According to Willis Towers Watson, several factors will drive 2022 M&A. Digital acceleration will encourage tie-ups as companies scramble to acquire new products and high-end talent in fields like cybersecurity and software engineering.
CFOs should strongly consider “acqui-hires” — buying a company for its employees, said Kathy Wagner, CFO of IT management software firm Kaseya. “In the current labor market, it could be a shortcut to meet hiring needs.”
In addition, supply chain disruptions will have companies aiming for “more self-sufficiency” in their products and services, with buyers employing strategies like “vertically integrating upstream links to improve the certainty of delivery,” according to WTW.
Finally, assets that can accelerate a sustainability strategy will also be attractive to potential acquirers.

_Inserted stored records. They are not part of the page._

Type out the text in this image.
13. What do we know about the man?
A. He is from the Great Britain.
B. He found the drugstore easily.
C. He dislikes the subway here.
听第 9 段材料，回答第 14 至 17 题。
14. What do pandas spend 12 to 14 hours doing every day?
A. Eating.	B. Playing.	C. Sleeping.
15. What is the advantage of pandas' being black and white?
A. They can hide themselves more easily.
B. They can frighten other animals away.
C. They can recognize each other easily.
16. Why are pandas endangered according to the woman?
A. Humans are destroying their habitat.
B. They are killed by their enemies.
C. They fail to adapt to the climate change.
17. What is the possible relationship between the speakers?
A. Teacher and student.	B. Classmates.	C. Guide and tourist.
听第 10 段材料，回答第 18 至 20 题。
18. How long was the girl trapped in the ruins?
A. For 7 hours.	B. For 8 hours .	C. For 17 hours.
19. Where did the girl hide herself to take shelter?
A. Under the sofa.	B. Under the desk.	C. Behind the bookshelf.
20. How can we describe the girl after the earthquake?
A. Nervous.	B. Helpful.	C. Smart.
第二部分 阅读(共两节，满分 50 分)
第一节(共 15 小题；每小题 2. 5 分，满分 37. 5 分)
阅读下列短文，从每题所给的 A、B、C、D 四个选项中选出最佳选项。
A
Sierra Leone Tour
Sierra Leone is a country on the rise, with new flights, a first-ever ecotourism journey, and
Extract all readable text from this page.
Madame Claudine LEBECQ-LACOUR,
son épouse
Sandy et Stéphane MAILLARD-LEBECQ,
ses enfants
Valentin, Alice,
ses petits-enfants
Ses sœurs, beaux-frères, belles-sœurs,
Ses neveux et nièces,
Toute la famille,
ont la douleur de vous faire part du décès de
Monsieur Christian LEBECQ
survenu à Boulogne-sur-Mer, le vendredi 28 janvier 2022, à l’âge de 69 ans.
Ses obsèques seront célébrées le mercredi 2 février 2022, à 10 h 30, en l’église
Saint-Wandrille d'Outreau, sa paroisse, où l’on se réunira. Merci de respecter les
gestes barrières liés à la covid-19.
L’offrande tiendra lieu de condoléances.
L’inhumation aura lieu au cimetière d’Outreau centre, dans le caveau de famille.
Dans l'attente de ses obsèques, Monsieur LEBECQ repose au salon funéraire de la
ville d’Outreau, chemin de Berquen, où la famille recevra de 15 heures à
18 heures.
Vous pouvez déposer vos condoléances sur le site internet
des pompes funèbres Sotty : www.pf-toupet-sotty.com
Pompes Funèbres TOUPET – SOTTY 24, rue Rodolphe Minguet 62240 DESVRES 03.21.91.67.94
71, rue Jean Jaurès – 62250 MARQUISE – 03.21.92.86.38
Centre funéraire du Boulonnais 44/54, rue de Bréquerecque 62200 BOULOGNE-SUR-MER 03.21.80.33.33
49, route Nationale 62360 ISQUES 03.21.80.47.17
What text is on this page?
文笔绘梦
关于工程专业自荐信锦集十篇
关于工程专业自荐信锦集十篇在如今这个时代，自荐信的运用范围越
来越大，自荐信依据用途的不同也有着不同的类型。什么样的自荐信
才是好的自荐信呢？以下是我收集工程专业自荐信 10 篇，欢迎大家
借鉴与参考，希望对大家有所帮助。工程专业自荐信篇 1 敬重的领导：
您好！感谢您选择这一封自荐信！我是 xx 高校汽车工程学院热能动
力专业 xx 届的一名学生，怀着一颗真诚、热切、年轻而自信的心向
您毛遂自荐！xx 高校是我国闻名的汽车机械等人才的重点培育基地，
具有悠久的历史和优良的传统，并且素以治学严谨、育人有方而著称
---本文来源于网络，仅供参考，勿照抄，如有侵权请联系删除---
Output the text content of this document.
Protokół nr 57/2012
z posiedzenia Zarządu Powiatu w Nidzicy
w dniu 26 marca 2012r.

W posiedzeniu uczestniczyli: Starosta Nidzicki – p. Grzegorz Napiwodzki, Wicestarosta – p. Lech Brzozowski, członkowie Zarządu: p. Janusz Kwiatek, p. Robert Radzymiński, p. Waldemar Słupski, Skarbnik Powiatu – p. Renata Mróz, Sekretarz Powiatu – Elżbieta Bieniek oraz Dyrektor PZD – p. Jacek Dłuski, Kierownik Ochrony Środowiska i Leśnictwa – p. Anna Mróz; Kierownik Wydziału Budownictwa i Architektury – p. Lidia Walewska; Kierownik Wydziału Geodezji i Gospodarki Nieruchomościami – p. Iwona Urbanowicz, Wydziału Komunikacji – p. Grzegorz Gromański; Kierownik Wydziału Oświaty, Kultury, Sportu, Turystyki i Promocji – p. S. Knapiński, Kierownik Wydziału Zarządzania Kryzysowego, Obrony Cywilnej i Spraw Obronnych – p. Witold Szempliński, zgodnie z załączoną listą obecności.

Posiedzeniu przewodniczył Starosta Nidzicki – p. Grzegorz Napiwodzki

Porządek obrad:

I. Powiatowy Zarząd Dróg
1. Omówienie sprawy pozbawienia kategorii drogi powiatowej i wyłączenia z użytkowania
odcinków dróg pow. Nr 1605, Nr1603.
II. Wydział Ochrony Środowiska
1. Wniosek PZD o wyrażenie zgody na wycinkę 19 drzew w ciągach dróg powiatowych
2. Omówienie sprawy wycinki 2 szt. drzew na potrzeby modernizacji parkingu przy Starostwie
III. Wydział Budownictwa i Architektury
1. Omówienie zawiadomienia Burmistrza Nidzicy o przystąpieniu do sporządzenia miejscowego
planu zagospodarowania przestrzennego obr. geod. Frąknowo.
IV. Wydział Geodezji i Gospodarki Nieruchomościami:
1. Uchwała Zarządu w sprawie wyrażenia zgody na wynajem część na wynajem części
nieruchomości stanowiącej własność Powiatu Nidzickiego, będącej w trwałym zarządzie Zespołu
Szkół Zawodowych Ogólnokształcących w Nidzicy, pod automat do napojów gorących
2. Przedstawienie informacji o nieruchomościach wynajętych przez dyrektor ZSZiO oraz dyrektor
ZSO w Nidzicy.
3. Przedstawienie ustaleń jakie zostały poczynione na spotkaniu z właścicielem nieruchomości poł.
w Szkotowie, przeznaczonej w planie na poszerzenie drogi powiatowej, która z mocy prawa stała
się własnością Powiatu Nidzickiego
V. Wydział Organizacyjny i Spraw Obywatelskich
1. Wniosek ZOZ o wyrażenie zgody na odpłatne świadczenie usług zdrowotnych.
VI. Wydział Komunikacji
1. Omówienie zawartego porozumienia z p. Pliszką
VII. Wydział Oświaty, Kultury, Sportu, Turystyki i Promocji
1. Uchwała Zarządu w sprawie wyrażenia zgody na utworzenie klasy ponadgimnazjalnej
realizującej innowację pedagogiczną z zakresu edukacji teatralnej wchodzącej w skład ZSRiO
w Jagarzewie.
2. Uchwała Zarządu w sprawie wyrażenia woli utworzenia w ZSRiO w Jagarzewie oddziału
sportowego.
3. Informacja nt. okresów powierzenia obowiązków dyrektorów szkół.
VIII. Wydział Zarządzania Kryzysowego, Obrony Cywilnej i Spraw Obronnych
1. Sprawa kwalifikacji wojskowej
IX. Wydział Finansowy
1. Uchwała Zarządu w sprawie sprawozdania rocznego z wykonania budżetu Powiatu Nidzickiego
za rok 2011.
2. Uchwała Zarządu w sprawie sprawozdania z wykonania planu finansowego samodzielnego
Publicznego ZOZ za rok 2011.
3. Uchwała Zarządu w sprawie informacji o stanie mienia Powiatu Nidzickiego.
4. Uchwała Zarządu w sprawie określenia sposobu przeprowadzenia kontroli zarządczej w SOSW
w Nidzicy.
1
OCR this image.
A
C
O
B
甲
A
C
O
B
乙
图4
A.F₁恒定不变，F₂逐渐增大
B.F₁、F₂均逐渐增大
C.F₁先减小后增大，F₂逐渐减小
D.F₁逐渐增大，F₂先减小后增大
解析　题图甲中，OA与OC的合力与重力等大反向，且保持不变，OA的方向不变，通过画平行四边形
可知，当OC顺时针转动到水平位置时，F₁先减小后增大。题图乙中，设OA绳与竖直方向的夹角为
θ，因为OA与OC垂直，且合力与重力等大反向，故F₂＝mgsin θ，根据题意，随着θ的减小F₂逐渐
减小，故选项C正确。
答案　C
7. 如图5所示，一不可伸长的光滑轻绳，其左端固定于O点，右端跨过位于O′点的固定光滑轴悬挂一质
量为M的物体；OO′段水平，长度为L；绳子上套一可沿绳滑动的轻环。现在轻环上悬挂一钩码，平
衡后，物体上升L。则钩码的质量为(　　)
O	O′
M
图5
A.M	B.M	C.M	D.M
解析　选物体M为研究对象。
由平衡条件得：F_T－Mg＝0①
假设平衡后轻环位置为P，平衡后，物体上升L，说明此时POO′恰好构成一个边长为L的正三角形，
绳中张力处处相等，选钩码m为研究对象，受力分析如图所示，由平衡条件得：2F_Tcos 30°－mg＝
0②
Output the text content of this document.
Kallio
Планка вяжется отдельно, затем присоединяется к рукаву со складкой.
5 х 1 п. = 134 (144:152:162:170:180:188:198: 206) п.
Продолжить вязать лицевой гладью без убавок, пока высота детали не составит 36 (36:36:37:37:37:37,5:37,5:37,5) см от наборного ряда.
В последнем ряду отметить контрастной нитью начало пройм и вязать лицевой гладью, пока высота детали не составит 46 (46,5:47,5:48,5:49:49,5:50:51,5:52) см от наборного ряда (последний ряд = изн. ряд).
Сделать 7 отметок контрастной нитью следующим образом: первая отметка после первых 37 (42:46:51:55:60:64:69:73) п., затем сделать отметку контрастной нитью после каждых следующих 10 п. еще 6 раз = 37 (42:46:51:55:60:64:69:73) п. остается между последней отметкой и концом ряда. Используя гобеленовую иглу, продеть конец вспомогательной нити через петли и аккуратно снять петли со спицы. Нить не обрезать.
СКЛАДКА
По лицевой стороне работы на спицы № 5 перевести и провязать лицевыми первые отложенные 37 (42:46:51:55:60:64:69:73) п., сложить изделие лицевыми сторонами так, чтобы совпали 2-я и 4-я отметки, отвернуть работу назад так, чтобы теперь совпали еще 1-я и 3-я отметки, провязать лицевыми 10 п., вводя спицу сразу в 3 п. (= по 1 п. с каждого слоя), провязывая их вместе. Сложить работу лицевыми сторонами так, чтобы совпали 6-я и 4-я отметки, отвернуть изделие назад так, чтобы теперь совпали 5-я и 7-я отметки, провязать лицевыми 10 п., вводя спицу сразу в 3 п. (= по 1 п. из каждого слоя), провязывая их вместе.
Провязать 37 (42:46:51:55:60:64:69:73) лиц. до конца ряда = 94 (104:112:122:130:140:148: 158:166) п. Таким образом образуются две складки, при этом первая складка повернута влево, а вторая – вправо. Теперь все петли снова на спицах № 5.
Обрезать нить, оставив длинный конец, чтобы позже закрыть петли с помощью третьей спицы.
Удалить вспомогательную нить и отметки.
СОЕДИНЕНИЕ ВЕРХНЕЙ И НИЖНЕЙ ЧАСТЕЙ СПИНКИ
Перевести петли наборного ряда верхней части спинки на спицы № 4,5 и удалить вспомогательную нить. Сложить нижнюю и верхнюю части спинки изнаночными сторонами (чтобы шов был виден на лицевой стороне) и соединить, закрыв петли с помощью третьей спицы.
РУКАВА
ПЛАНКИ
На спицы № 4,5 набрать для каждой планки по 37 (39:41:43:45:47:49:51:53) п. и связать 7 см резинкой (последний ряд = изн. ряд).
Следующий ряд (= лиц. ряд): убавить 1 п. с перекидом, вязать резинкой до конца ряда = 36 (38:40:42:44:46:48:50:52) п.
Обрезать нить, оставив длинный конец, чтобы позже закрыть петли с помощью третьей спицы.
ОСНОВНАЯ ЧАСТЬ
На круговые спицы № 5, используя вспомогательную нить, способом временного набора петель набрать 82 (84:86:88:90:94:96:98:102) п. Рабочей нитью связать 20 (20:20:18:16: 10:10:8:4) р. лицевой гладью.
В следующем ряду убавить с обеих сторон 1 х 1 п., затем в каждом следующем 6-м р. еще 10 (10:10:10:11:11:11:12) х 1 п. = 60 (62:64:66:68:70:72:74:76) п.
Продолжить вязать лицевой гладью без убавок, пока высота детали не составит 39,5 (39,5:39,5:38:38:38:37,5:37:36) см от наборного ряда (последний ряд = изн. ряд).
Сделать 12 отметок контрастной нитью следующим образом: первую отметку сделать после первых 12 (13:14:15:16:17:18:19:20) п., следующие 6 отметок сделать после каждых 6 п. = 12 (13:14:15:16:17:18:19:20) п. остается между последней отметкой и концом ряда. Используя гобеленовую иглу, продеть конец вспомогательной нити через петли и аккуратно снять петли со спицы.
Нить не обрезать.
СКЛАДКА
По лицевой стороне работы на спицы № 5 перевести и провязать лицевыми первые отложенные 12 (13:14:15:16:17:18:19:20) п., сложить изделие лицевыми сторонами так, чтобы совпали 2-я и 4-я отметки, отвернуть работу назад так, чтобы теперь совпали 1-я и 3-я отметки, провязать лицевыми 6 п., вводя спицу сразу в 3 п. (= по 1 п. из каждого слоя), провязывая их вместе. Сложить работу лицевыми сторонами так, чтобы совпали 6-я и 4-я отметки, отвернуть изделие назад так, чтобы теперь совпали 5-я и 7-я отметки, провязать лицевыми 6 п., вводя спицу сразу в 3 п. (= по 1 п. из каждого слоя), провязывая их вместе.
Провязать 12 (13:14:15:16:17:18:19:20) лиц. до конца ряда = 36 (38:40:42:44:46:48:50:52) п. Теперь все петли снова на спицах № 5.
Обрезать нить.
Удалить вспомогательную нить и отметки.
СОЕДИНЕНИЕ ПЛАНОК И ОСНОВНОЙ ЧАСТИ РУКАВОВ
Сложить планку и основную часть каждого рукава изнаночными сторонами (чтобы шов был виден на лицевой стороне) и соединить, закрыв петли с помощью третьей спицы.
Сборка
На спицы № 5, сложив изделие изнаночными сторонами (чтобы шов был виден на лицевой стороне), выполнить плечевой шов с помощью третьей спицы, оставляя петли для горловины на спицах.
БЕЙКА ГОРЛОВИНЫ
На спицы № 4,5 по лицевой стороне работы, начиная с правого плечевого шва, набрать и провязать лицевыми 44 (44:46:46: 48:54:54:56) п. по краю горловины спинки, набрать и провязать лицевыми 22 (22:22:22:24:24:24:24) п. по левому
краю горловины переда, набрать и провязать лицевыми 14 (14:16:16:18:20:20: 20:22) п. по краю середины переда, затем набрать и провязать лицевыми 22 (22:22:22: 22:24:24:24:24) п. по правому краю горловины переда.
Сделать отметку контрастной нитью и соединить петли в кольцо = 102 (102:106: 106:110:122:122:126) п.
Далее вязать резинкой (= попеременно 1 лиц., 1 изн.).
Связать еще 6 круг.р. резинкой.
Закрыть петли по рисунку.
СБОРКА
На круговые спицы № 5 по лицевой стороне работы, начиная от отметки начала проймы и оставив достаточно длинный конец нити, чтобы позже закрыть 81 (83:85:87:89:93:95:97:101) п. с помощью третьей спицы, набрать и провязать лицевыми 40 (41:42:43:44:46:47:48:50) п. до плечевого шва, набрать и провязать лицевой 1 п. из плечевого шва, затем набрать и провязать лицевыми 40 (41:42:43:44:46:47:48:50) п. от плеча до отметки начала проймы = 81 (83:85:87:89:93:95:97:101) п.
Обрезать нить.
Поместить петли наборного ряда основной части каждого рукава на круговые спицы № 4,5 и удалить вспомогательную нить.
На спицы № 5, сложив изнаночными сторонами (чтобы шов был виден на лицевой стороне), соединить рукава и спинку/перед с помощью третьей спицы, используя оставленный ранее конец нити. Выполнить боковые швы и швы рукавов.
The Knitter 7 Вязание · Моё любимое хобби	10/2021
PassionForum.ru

Environmental, social and governance (ESG) initiatives have a more prominent place in the boardroom, including in the context of acquisitions, said Paul Davies, partner and co-chair of the ESG task force at Latham & Watkins. The task for buyers will be to apply implied prices to metrics such as greenhouse gas emissions, increased insurance costs from operations in climate-sensitive areas, and enhanced demand for goods with positive environmental or social characteristics, according to a study by SS&C Intralinks and Transaction Advisors.
Richly valued targets may have an adverse impact on M&A pace in 2022. Of the 350 U.S. executives KPMG surveyed, 61% said high valuations could have the greatest impact on deal activity, followed by economic variables such as overall liquidity (56%) and fierce competition for a limited number of highly valued targets (55%).
To achieve returns during a time of “towering” valuations, said KPMG, buyers will need to pursue “extraordinary” synergies — moving far beyond the [post-deal] routine cost-cutting.” That synergy includes finding new ways to grow revenue and transform business operations.
“Valuations are very high … buy things that fit your strategy and have the return opportunity to recover the higher price,” said Kaseya’s Wagner. “Look for bargains, especially in smaller companies that may not have raised capital.”
To reduce uncertainty in deal structures, more buyers and sellers will, as in 2021, use earnouts, especially when they differ on how to account for COVID-19’s impact on a business’s value, according to Grant Thornton.
Supply chain shortages, in particular, will drive acquirers’ desire for earnouts, said Eric Burgess, a partner in Grant Thornton’s strategy and transactions practice. “Sellers want to forecast what their results will be when they get their supply chains sorted out, but buyers aren’t taking that on faith.”
For mega-deals, a great source of uncertainty may come from the Federal Trade Commission and Justice Department’s announcement on Tuesday, launching a joint public inquiry to strengthen antitrust enforcement.
Said Assistant Attorney General Jonathan Kanter of Justice’s antitrust division, “We need to understand why so many industries have too few competitors and to think carefully about how to ensure our merger enforcement tools are fit for purpose in the modern economy.”
The Department of Justice also said it intends to review guidelines for vertical mergers — referring to acquisitions between suppliers and customers like AT&T/Time Warner and the Illumina/Grail deal the EU is contesting — as well as horizontal deals that eliminate competitors.